I see what that article is saying, but it assumes Windows is in control of the multiboot and that the RBRx mini-OS has loaded first. Four measures used together sidestep this completely:
Using a seperate boot manager in a dedicated boot partition;
Keeping each bootable OS in its own dedicated partition;
Keeping shared files (non-OS) in their own non-RBRx partition;
Hiding each OS partition from the others.
The boot manager runs first (eg XOSL) because it inhabits the MBR in the primary partition (could be a very small partition dedicated to XOSL or shared with DOS). The user selects an OS to boot (or it defaults on timeout) and the boot is transfered to the MBR on another partition, which could be Win/RBRx.

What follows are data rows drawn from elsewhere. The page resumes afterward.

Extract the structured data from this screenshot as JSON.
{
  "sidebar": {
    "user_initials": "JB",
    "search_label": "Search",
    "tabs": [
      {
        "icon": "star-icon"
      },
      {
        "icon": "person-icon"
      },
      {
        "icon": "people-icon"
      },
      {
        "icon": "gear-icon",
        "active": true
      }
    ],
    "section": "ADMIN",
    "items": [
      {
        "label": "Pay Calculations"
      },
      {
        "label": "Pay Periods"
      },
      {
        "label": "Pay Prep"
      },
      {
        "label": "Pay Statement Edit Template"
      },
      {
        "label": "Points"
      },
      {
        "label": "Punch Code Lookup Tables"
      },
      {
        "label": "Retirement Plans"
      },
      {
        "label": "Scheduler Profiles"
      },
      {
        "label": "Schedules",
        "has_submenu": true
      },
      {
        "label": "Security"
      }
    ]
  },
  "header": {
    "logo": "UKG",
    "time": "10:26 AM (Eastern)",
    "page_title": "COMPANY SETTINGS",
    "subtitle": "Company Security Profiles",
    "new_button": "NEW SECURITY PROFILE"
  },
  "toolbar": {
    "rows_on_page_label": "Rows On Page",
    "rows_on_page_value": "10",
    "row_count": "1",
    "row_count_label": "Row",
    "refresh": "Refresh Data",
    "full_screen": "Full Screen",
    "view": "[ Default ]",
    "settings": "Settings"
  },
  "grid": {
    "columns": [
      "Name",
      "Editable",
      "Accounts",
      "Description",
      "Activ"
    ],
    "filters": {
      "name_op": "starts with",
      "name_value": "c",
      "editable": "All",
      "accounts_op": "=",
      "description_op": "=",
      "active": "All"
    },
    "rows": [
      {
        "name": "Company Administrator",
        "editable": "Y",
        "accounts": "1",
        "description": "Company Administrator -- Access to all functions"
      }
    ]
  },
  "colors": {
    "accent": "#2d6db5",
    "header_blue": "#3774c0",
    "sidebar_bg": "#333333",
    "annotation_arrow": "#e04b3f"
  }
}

If so RBRx loads ahead of Windows and functions as normal - but note the user files are elsewhere and not RBRx protected.
If the user boots a Linux partition RBRx is not loaded (because it does not inhabit the MBR of the Linux partition), Linux runs normally and has access to the same user files, but is prevented from interfering with the RBRx-protected Windows OS partition because the boot manager hid that partition away before booting the Linux partition.
For the ultimate in no-fuss ultra secure multibooting, there is a lot to be said for having swappable hard drives (just bung in the one you want and fire up).